Crucial to my position, the IAEA remains unable to verify the absence of undeclared nuclear materials, and related activities, facilities and LOFs, in Iran, a State which is in noncompliance with Article III of the NPT, and its CSA with the Agency.
Equally crucial to my position, the IAEA DG reports on Iran—as Messrs. Pierre Goldschmidt (former IAEA D-DG) and George Perkovich have reminded us—provide evidence suggesting that Iran has not fulfilled its undertakings not only under Article III, but also under Article II of the NPT. In particular, the DG Reports have stated, inter alia:
* “Iran was in possession of a document, provided by intermediaries, describing the procedures for the casting of enriched and depleted uranium metal into hemispheres related to the fabrication of nuclear weapon components” (GOV/2006/15, para. 20).
* “Since 2004, the Agency has been awaiting additional information and clarifications related to efforts made by the Physics Research Center (PHRC), which had been established at Lavisan-Shian [to “support and provide scientific advice and services to the Ministry of Defence,” according to the same IAEA DG report], to acquire dual use material and equipment that could be used in uranium enrichment and conversion activities” (GOV/2006/15, para. 33)
* In February 2006, the IAEA DG Report discussed alleged studies related to “high explosive testing and to the design of a missile re-entry vehicle, all of which could have a military nuclear dimension…” (GOV/2006/27, para. 27).
In light of these and other facts and circumstances, IAEA DG ElBaradei has reported several times, “The Agency is not at this point in time in a position to conclude that there are no undeclared nuclear materials or activities in Iran …. because of the inadequacy of information available on its centrifuge enrichment programme, the existence of a generic document related to the fabrication of nuclear weapon components, and the lack of clarification about the role of the military in Iran’s nuclear programme, including, as mentioned above, about recent information available to the Agency concerning alleged weapon studies that could involve nuclear material” (GOV/2006/15, para. 53).

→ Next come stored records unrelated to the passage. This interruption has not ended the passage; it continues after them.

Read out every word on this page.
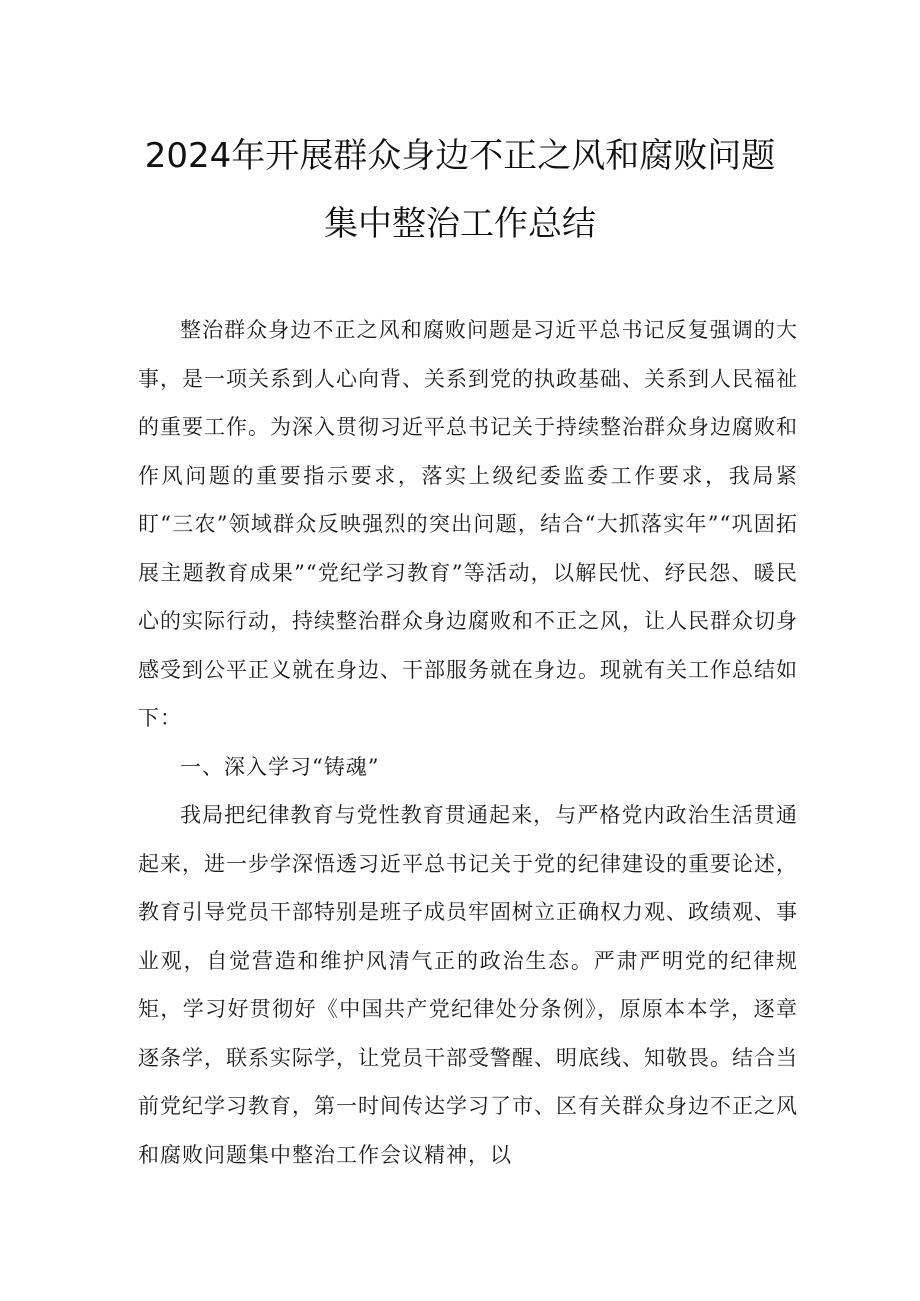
2024年开展群众身边不正之风和腐败问题
集中整治工作总结

整治群众身边不正之风和腐败问题是习近平总书记反复强调的大事，是一项关系到人心向背、关系到党的执政基础、关系到人民福祉的重要工作。为深入贯彻习近平总书记关于持续整治群众身边腐败和作风问题的重要指示要求，落实上级纪委监委工作要求，我局紧盯“三农”领域群众反映强烈的突出问题，结合“大抓落实年”“巩固拓展主题教育成果”“党纪学习教育”等活动，以解民忧、纾民怨、暖民心的实际行动，持续整治群众身边腐败和不正之风，让人民群众切身感受到公平正义就在身边、干部服务就在身边。现就有关工作总结如下：

一、深入学习“铸魂”

我局把纪律教育与党性教育贯通起来，与严格党内政治生活贯通起来，进一步学深悟透习近平总书记关于党的纪律建设的重要论述，教育引导党员干部特别是班子成员牢固树立正确权力观、政绩观、事业观，自觉营造和维护风清气正的政治生态。严肃严明党的纪律规矩，学习好贯彻好《中国共产党纪律处分条例》，原原本本学，逐章逐条学，联系实际学，让党员干部受警醒、明底线、知敬畏。结合当前党纪学习教育，第一时间传达学习了市、区有关群众身边不正之风和腐败问题集中整治工作会议精神，以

These and other facts and circumstances differentiate Iran from States that have and have not signed the AP, but are in good standing; or from States that are not completely in good standing, but have signed the AP, and thus fully provided the IAEA Secretariat with the ability to carry out its responsibilities w.r.t. the verification of the absence of undeclared nuclear materials, and related activities, facilities and LOFs. For such a noncompliant State, different treatment, such as unilateral and multilateral efforts to deny Iran sensitive nuclear technologies, is not discriminatory, bujt rather is merited because—given Iran’s history of concealment, given other information in IAEA DG Reports alleging a lack of Iran’s fulfillment of Article II, given Iran’s obstructive noncooperation with the IAEA Secretariat, and given Iran’s unwillingness to sign the AP—the existence of such undeclared materials, and related activities, facilities and LOFs, would constitute, by definition, diversion of such things from peaceful uses at least to “purposes unknown” (once again), if not also to “nuclear weapons or other nuclear explosive devices” (INFCIRC/153, para. 19).

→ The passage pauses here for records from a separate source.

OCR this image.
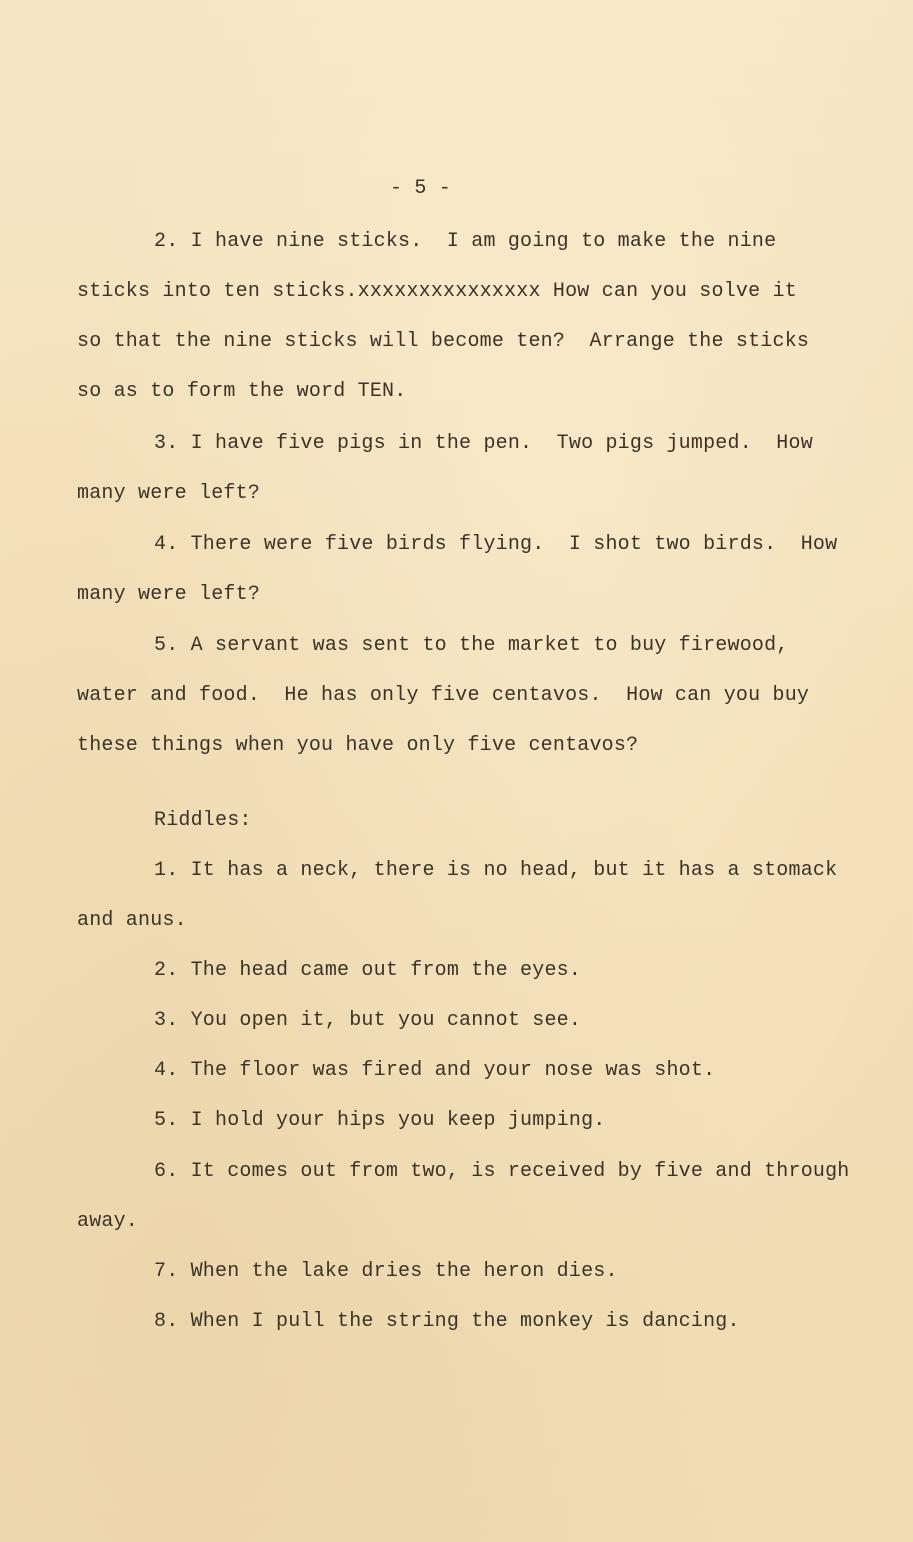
- 5 -
2. I have nine sticks.  I am going to make the nine
sticks into ten sticks.xxxxxxxxxxxxxxx How can you solve it
so that the nine sticks will become ten?  Arrange the sticks
so as to form the word TEN.
3. I have five pigs in the pen.  Two pigs jumped.  How
many were left?
4. There were five birds flying.  I shot two birds.  How
many were left?
5. A servant was sent to the market to buy firewood,
water and food.  He has only five centavos.  How can you buy
these things when you have only five centavos?
Riddles:
1. It has a neck, there is no head, but it has a stomack
and anus.
2. The head came out from the eyes.
3. You open it, but you cannot see.
4. The floor was fired and your nose was shot.
5. I hold your hips you keep jumping.
6. It comes out from two, is received by five and through
away.
7. When the lake dries the heron dies.
8. When I pull the string the monkey is dancing.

Finally, I think that the failure of Arnold to carefully read the model CSA, the AP, and the IAEA DG’s reports; his consequent inability to verify the difference between Iran’s noncompliant actions (some of which are potentially violative of Article II), and those of other States in good standing, or have taken clear steps to put them in better standing; and his sophist attempts to cram words into my mouth—classify him under the category of “ajor-may ouchebag-day.”
Hey, Anon. Take a break from baiting Arnold and Hass and send me note.
I started a response. There was nothing in it that is not in my previous comments so I’ve deleted it. Consider my comment at 8:36am a response to anon’s comment at 12:01pm.